According to recent PayProp and TPN Credit Bureau indices, the “yield gap” between provinces has reached a critical tipping point.
Stevens pointed out that there is a lifestyle drag in the Western Cape, where average property prices have surged.
“In many Atlantic Seaboard and Winelands nodes, the cost of a bond is now nearly double the cost of the monthly rental for the same square footage,” he explained.
“On the other hand, in Gauteng’s sectional title strongholds like Randburg and Centurion, and in industrial hubs like Middelburg, our branches are reporting healthy gross rental yields of around 10.5% to 11%.”
Rent-vesting in South Africa
R20,500 per month apartment in Foreshore, Cape Town
Even though the rent-vesting strategy originated in Australia to help its millennial generation enter the real estate market, Stevens said a unique demographic is leading the charge in South Africa.
For many South Africans, they are no longer approaching the market through the lens of renting versus buying. Instead, they are considering how they can be smart with their capital.
“We’re seeing an uptick in single female investors and young professionals who want the freedom to move for career opportunities while their property portfolio grows in the background,” he said.
“We are also seeing a growing number of digital nomads. People who work remotely are renting luxurious coastal units for the lifestyle while building their asset bases in the more affordable, high-yield interior.”
Another aspect which makes this trend unique in South Africa is semigration, which is boosting the momentum of the rent-vesting trend.
“People are moving out of the interior to the coast for safety and lifestyle, which is pushing coastal prices up while simultaneously reducing the amount of rental stock available,” Stevens explained.

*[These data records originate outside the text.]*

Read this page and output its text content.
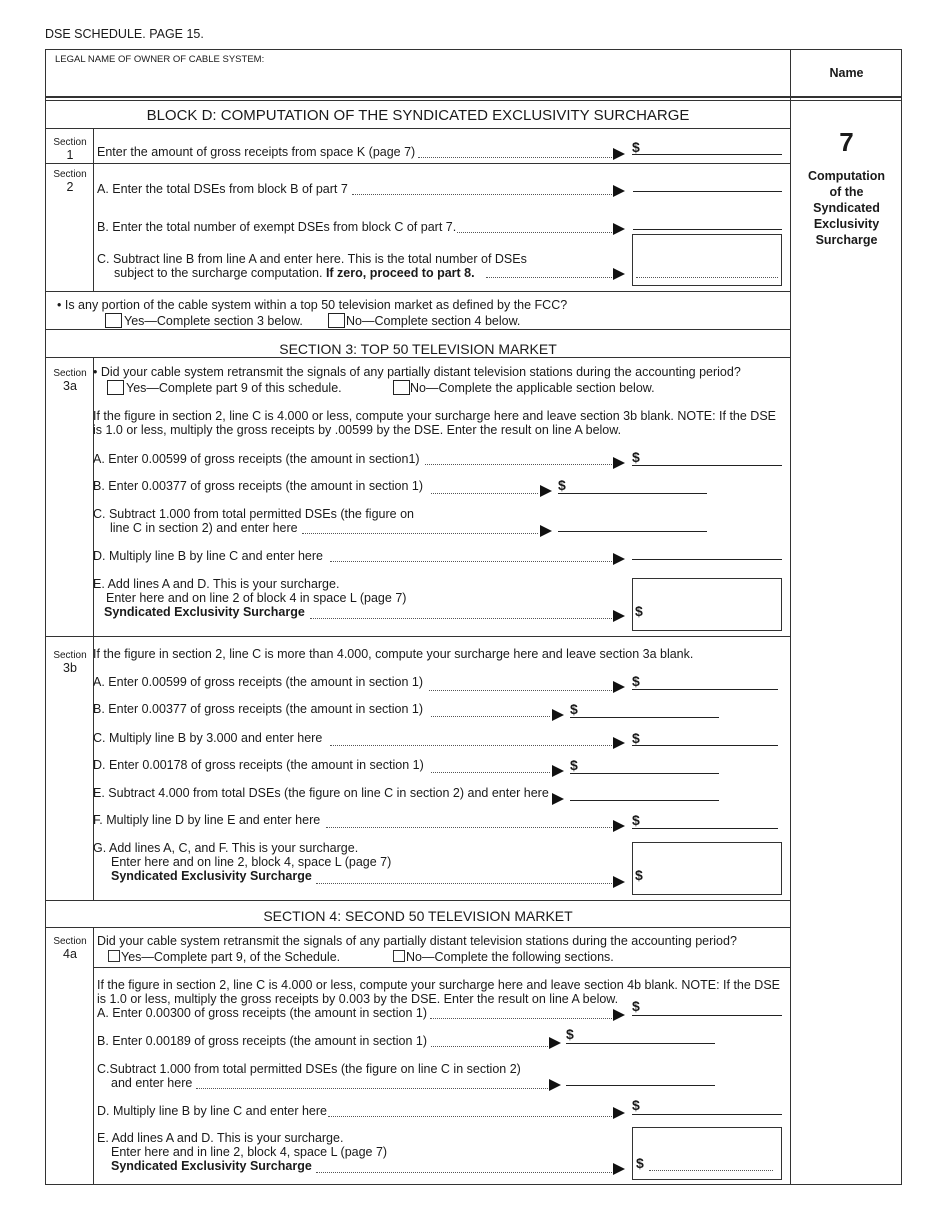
DSE SCHEDULE. PAGE 15.
LEGAL NAME OF OWNER OF CABLE SYSTEM:
Name
7
Computation
of the
Syndicated
Exclusivity
Surcharge
BLOCK D: COMPUTATION OF THE SYNDICATED EXCLUSIVITY SURCHARGE
Section
1	Enter the amount of gross receipts from space K (page 7)	$
Section
2	A. Enter the total DSEs from block B of part 7
B. Enter the total number of exempt DSEs from block C of part 7.
C. Subtract line B from line A and enter here. This is the total number of DSEs
subject to the surcharge computation. If zero, proceed to part 8.
• Is any portion of the cable system within a top 50 television market as defined by the FCC?
Yes—Complete section 3 below.	No—Complete section 4 below.
SECTION 3: TOP 50 TELEVISION MARKET
Section
3a
• Did your cable system retransmit the signals of any partially distant television stations during the accounting period?
Yes—Complete part 9 of this schedule.	No—Complete the applicable section below.
If the figure in section 2, line C is 4.000 or less, compute your surcharge here and leave section 3b blank. NOTE: If the DSE
is 1.0 or less, multiply the gross receipts by .00599 by the DSE. Enter the result on line A below.
A. Enter 0.00599 of gross receipts (the amount in section1)	$
B. Enter 0.00377 of gross receipts (the amount in section 1)	$
C. Subtract 1.000 from total permitted DSEs (the figure on
line C in section 2) and enter here
D. Multiply line B by line C and enter here
E. Add lines A and D. This is your surcharge.
Enter here and on line 2 of block 4 in space L (page 7)
Syndicated Exclusivity Surcharge	$
Section
3b
If the figure in section 2, line C is more than 4.000, compute your surcharge here and leave section 3a blank.
A. Enter 0.00599 of gross receipts (the amount in section 1)	$
B. Enter 0.00377 of gross receipts (the amount in section 1)	$
C. Multiply line B by 3.000 and enter here	$
D. Enter 0.00178 of gross receipts (the amount in section 1)	$
E. Subtract 4.000 from total DSEs (the figure on line C in section 2) and enter here
F. Multiply line D by line E and enter here	$
G. Add lines A, C, and F. This is your surcharge.
Enter here and on line 2, block 4, space L (page 7)
Syndicated Exclusivity Surcharge	$
SECTION 4: SECOND 50 TELEVISION MARKET
Section
4a
Did your cable system retransmit the signals of any partially distant television stations during the accounting period?
Yes—Complete part 9, of the Schedule.	No—Complete the following sections.
If the figure in section 2, line C is 4.000 or less, compute your surcharge here and leave section 4b blank. NOTE: If the DSE
is 1.0 or less, multiply the gross receipts by 0.003 by the DSE. Enter the result on line A below.
A. Enter 0.00300 of gross receipts (the amount in section 1)	$
B. Enter 0.00189 of gross receipts (the amount in section 1)	$
C.Subtract 1.000 from total permitted DSEs (the figure on line C in section 2)
and enter here
D. Multiply line B by line C and enter here	$
E. Add lines A and D. This is your surcharge.
Enter here and in line 2, block 4, space L (page 7)
Syndicated Exclusivity Surcharge	$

Unfortunately, while the city may be popular, living there can also be costly. Buying a R2.5 million apartment in a prime Cape Town node could result in a monthly bond, rates, and levy commitment totalling roughly R32,000.
“However, that same apartment can often be rented for R18,000. So, by renting instead of buying, the investor frees up R14,000 in monthly cash flow,” he explained.
“This surplus can then fund two R1.2 million sectional-title units in Centurion or Randburg, where the combined rental income covers the bonds and potentially delivers a monthly profit.”
Another benefit of rent-vesting is the tax benefits, Stevens pointed out. Rent paid for the primary residence is not tax-deductible.
However, the interest on the bonds for the Gauteng/Middelburg investment properties is tax-deductible. “This makes the wealth hack even more efficient than the numbers suggest at first glance,” he said.
Risks remain
R75,000 per month house in Stonehaven Estate
Stevens cautioned that there are potential downsides to rent-vesting and the costs associated with being a long-distance landlord.
“The key to making it work is professional management, which protects the investor from losing their lifestyle ‘surplus’ to maintenance emergencies or tenant defaults from 1,000 km away,” he said.
Rentvesting also relies heavily on the performance of the sectional title market. Sectional title units generally offer a more affordable entry point than freehold properties.
They also attract a larger pool of tenants, as evidenced in Randburg and Centurion, where two-bedroom apartments are the sweet spot for rental demand in Gauteng.
However, while rent-vesting may leave investors exposed to the market, Stevens said it can also act as a natural hedge against South Africa’s varying provincial real estate growth rates.
“It allows investors to benefit from the high capital growth of the coast as a future buyer while reaping the immediate cash-flow rewards of the interior today,” he explained.